Knowledge Extraction
Knowledge extraction from unstructured data is a cornerstone of neuro-symbolic AI applications, enabling systems to transform raw text into structured, logically queryable information. Synalinks provides a sophisticated framework that supports constrained property graph extraction and querying, offering unprecedented flexibility in how you architect your knowledge extraction pipelines.
Synalinks leverages constrained property graphs as its foundation, where the schema is rigorously enforced through constrained JSON decoding. This approach ensures data integrity while maintaining the flexibility to store extracted knowledge in dedicated graph databases for efficient querying and retrieval.

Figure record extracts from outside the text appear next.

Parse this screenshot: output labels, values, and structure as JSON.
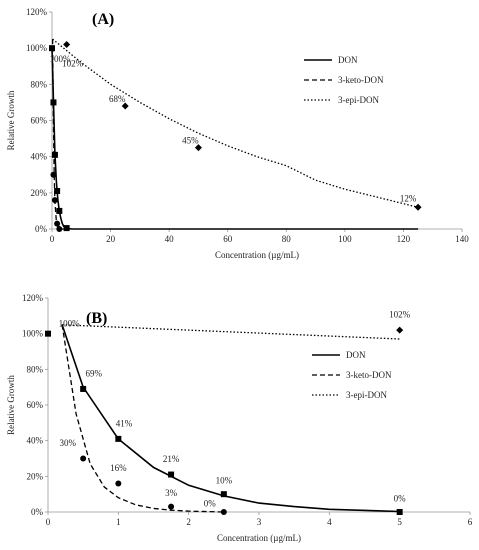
{
  "chart_data": [
    {
      "panel": "(A)",
      "type": "line",
      "xlabel": "Concentration (µg/mL)",
      "ylabel": "Relative Growth",
      "xlim": [
        0,
        140
      ],
      "ylim": [
        0,
        120
      ],
      "x_ticks": [
        "0",
        "20",
        "40",
        "60",
        "80",
        "100",
        "120",
        "140"
      ],
      "y_ticks": [
        "0%",
        "20%",
        "40%",
        "60%",
        "80%",
        "100%",
        "120%"
      ],
      "legend_position": "right",
      "grid": false,
      "series": [
        {
          "name": "DON",
          "style": "solid",
          "marker": "square",
          "points": [
            [
              0,
              100
            ],
            [
              0.5,
              70
            ],
            [
              1,
              41
            ],
            [
              1.75,
              21
            ],
            [
              2.5,
              10
            ],
            [
              5,
              0.5
            ]
          ],
          "curve": [
            [
              0,
              100
            ],
            [
              0.5,
              70
            ],
            [
              1,
              42
            ],
            [
              1.5,
              26
            ],
            [
              2,
              16
            ],
            [
              2.5,
              10
            ],
            [
              3,
              6
            ],
            [
              3.5,
              3
            ],
            [
              4,
              1.5
            ],
            [
              5,
              0.3
            ],
            [
              7,
              0
            ],
            [
              125,
              0
            ]
          ]
        },
        {
          "name": "3-keto-DON",
          "style": "dashed",
          "marker": "circle",
          "points": [
            [
              0.5,
              30
            ],
            [
              1,
              16
            ],
            [
              1.75,
              3
            ],
            [
              2.5,
              0
            ]
          ],
          "curve": [
            [
              0.2,
              105
            ],
            [
              0.5,
              55
            ],
            [
              0.75,
              30
            ],
            [
              1,
              15
            ],
            [
              1.5,
              4
            ],
            [
              2,
              1
            ],
            [
              2.5,
              0.2
            ],
            [
              3,
              0
            ],
            [
              6,
              0
            ]
          ]
        },
        {
          "name": "3-epi-DON",
          "style": "dotted",
          "marker": "diamond",
          "points": [
            [
              5,
              102
            ],
            [
              25,
              68
            ],
            [
              50,
              45
            ],
            [
              125,
              12
            ]
          ],
          "curve": [
            [
              0.2,
              105
            ],
            [
              10,
              92
            ],
            [
              20,
              80
            ],
            [
              30,
              70
            ],
            [
              40,
              61
            ],
            [
              50,
              53
            ],
            [
              60,
              46
            ],
            [
              70,
              40
            ],
            [
              80,
              35
            ],
            [
              90,
              27
            ],
            [
              100,
              22
            ],
            [
              110,
              18
            ],
            [
              125,
              12
            ]
          ]
        }
      ],
      "data_labels": [
        {
          "text": "100%",
          "x": 0,
          "y": 100
        },
        {
          "text": "102%",
          "x": 5,
          "y": 102
        },
        {
          "text": "68%",
          "x": 25,
          "y": 68
        },
        {
          "text": "45%",
          "x": 50,
          "y": 45
        },
        {
          "text": "12%",
          "x": 125,
          "y": 12
        }
      ]
    },
    {
      "panel": "(B)",
      "type": "line",
      "xlabel": "Concentration (µg/mL)",
      "ylabel": "Relative Growth",
      "xlim": [
        0,
        6
      ],
      "ylim": [
        0,
        120
      ],
      "x_ticks": [
        "0",
        "1",
        "2",
        "3",
        "4",
        "5",
        "6"
      ],
      "y_ticks": [
        "0%",
        "20%",
        "40%",
        "60%",
        "80%",
        "100%",
        "120%"
      ],
      "legend_position": "right",
      "grid": false,
      "series": [
        {
          "name": "DON",
          "style": "solid",
          "marker": "square",
          "points": [
            [
              0,
              100
            ],
            [
              0.5,
              69
            ],
            [
              1,
              41
            ],
            [
              1.75,
              21
            ],
            [
              2.5,
              10
            ],
            [
              5,
              0
            ]
          ],
          "curve": [
            [
              0.2,
              105
            ],
            [
              0.5,
              70
            ],
            [
              1,
              41
            ],
            [
              1.5,
              25
            ],
            [
              2,
              15
            ],
            [
              2.5,
              9
            ],
            [
              3,
              5
            ],
            [
              3.5,
              3
            ],
            [
              4,
              1.5
            ],
            [
              5,
              0.3
            ]
          ]
        },
        {
          "name": "3-keto-DON",
          "style": "dashed",
          "marker": "circle",
          "points": [
            [
              0.5,
              30
            ],
            [
              1,
              16
            ],
            [
              1.75,
              3
            ],
            [
              2.5,
              0
            ]
          ],
          "curve": [
            [
              0.2,
              105
            ],
            [
              0.4,
              55
            ],
            [
              0.6,
              27
            ],
            [
              0.8,
              14
            ],
            [
              1,
              8
            ],
            [
              1.25,
              4
            ],
            [
              1.5,
              2
            ],
            [
              1.75,
              1
            ],
            [
              2,
              0.5
            ],
            [
              2.5,
              0
            ]
          ]
        },
        {
          "name": "3-epi-DON",
          "style": "dotted",
          "marker": "diamond",
          "points": [
            [
              5,
              102
            ]
          ],
          "curve": [
            [
              0.2,
              105
            ],
            [
              5,
              97
            ]
          ]
        }
      ],
      "data_labels": [
        {
          "text": "100%",
          "x": 0.3,
          "y": 104
        },
        {
          "text": "69%",
          "x": 0.65,
          "y": 76
        },
        {
          "text": "41%",
          "x": 1.08,
          "y": 48
        },
        {
          "text": "21%",
          "x": 1.75,
          "y": 28
        },
        {
          "text": "10%",
          "x": 2.5,
          "y": 16
        },
        {
          "text": "30%",
          "x": 0.28,
          "y": 37
        },
        {
          "text": "16%",
          "x": 1,
          "y": 23
        },
        {
          "text": "3%",
          "x": 1.75,
          "y": 9
        },
        {
          "text": "0%",
          "x": 2.3,
          "y": 3
        },
        {
          "text": "0%",
          "x": 5,
          "y": 6
        },
        {
          "text": "102%",
          "x": 5,
          "y": 109
        }
      ]
    }
  ]
}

The framework's modular design allows you to compose extraction pipelines from discrete, reusable components. Each component can be optimized independently, tested in isolation, and combined with others to create sophisticated data processing workflows.
import synalinks
import asyncio
from typing import Literal
from typing import List
from typing import Union
# We start by defining our input data, in that case a simple Document
class Document(synalinks.DataModel):
filename: str
content: str
For the graph schema, we are going to use the same as presented in the previous lesson.
Modular Architecture with Granular Control
The true strength of Synalinks emerges from its modular approach to pipeline composition. This foundation allows you to modularize the granularity of your data pipelines and recombine them with precision, adapting to the varying computational requirements of different extraction tasks.
In production environments, data models often exhibit vastly different inference complexities. Some entities require sophisticated reasoning and substantial computational resources to extract accurately, while others can be identified through lightweight pattern matching. A rigid, one-size-fits-all approach typically leads to suboptimal resource utilization and compromised accuracy.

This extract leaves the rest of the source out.